By Adedapo Adesanya
Nigeria’s inflation rate will drop to 24.8 per cent in 2024, and the Gross Domestic Product (GDP) is expected to expand by 3.3 per cent in the same year, the World Bank has revealed.
In its latest report released on Monday, the Bretton Wood institution said this would happen as inflation cooled in the Sub-Saharan part of Africa, where Nigeria belongs.
According to the most recent data from the National Bureau of Statistics (NBS), inflation increased by 31.7 per cent in February from 29.9 per cent recorded in January.
“Inflation is cooling in most Sub-Saharan African economies but remains high. The median inflation in the region is projected to fall from 7.1 per cent in 2023 to 5.1 per cent in 2024 and 5 per cent in 2025–26.
“The normalization of global supply chains, steady decline of commodity prices, and impacts of monetary tightening and fiscal consolidation are contributing to a lower rate of inflation in the region,” the World Bank stated.
Business Post recalls that the Governor of the Central Bank of Nigeria (CBN), Mr Yemi Cardoso, projected that inflation should moderate to 21.4 per cent this year.
In the report released yesterday, the World Bank cut down its economic growth forecast for the country for 2025 to 2026 by 0.1 per cent to 3.6 per cent from its January projection of 3.7 per cent.
“Growth in Nigeria is projected at 3.3 per cent in 2024 and 3.6 per cent in 2025–26 as macroeconomic and fiscal reforms gradually start to yield results,” it added.
“A more stable macroeconomic environment, as the reforms’ initial shock dissipates, will lead to sustained but still slow growth of the non-oil economy.
“The oil sector is expected to stabilize with recovery in production and slightly lower prices. Structural reforms will be needed to foster higher growth.
“Average inflation will remain elevated at 24.8 per cent in 2024, although it is expected to ease gradually to 15.1 per cent by 2026 on the back of monetary policy tightening and exchange rate stabilization,” it further said.
According to the World Bank, food inflation and the weakening of domestic currencies are still major drivers of inflation across countries in the Sub-Saharan Africa region.
“By February 2024, about one-third of the Sub-Saharan African countries with monthly available food price information (14 of 40 countries) had double-digit year-on-year rates of food inflation, with the fastest increases experienced in Ethiopia, Malawi, Nigeria, Sierra Leone, and Zimbabwe.”

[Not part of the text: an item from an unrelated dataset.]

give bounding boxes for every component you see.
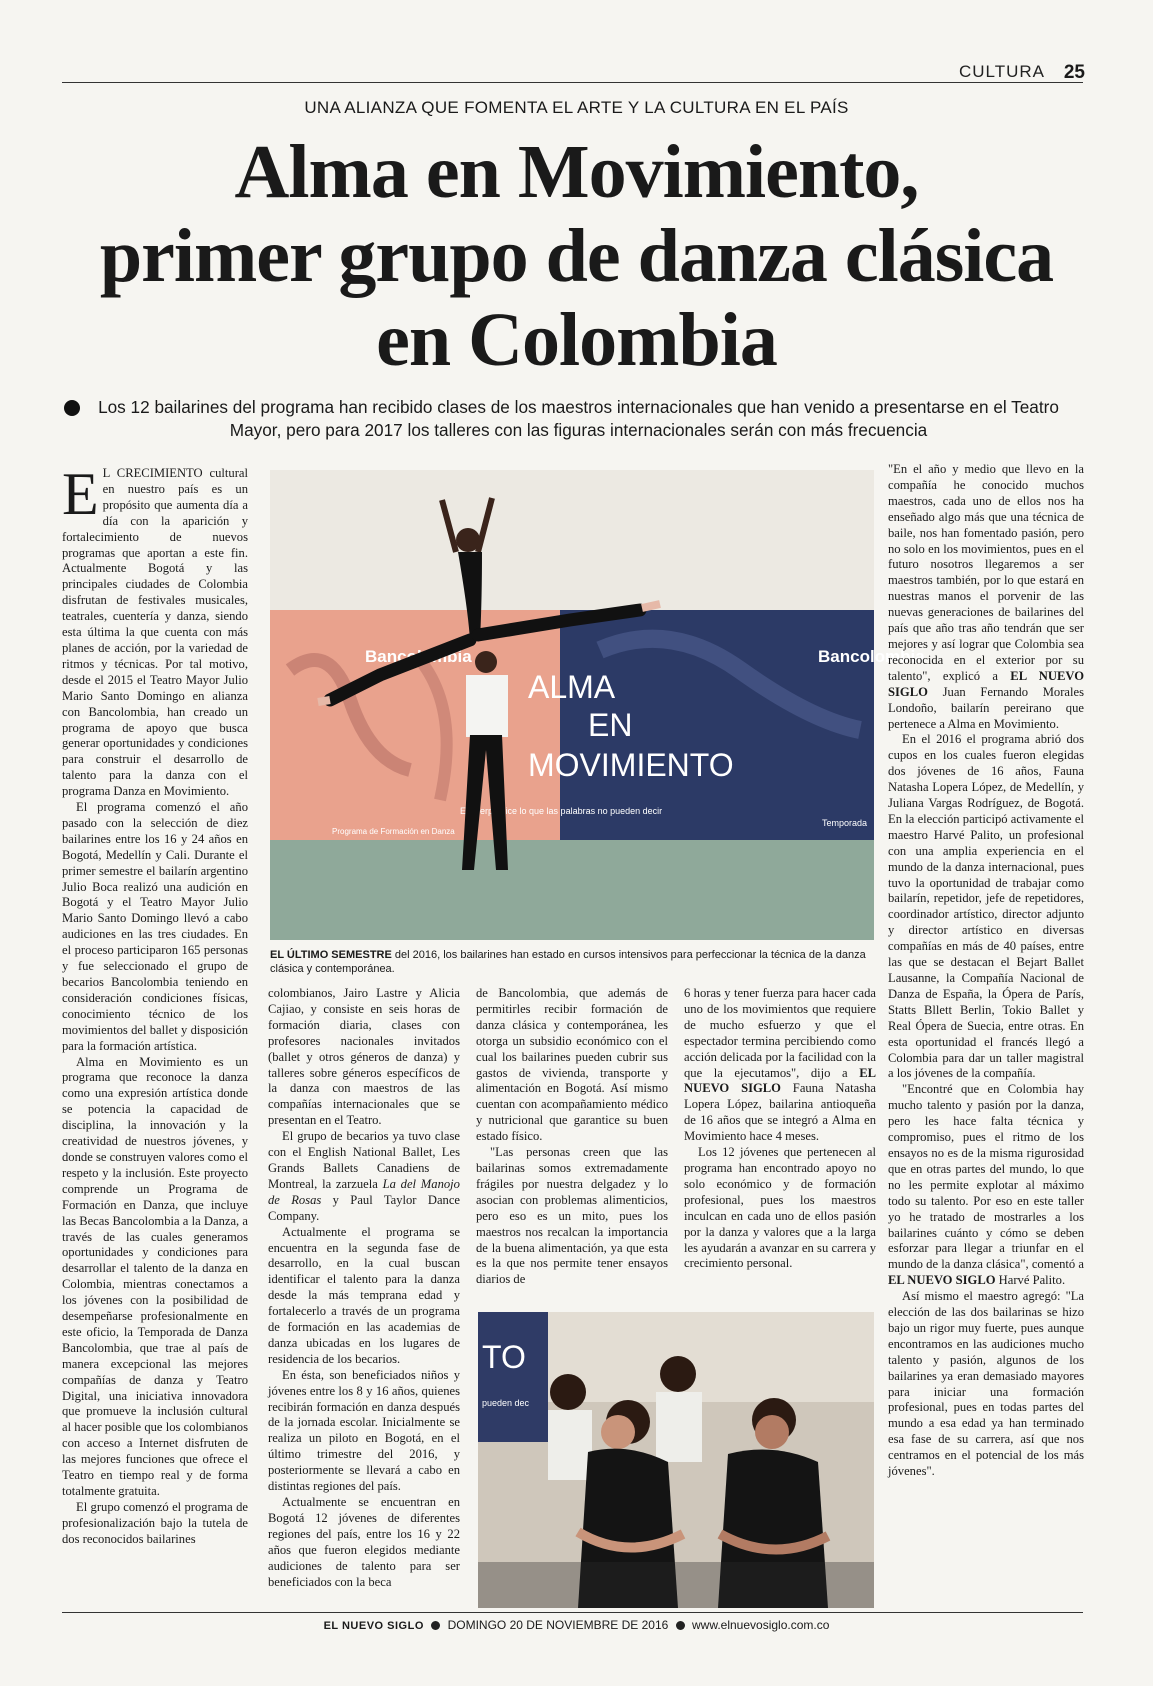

It also noted that the rate of poverty reduction in the region is slow and that Nigeria and the Democratic Republic of Congo account for one in three of those living in extreme poverty.
“The region also faces the triple challenges of high extreme poverty, high inequality, and low transmission of growth to poverty reduction.
“The speed of poverty reduction has decreased tremendously since 2014. The rate of reduction was 3.1 per cent between 2010 and 2014, subsequently decreasing to 1.2 per cent between 2014 and 2019,” the World Bank said.
“In contrast, the rest of the world reduced extreme poverty on average by 9.2 per cent per year within the same time horizon, suggesting that the African region is falling further behind.
“In addition, there is substantial regional heterogeneity in where the poor are with Nigeria and the Democratic Republic of Congo accounting for one in three of those living in extreme poverty,” it stated, adding that the region can accelerate growth and poverty reduction substantially by tackling inequality, specifically structural inequality.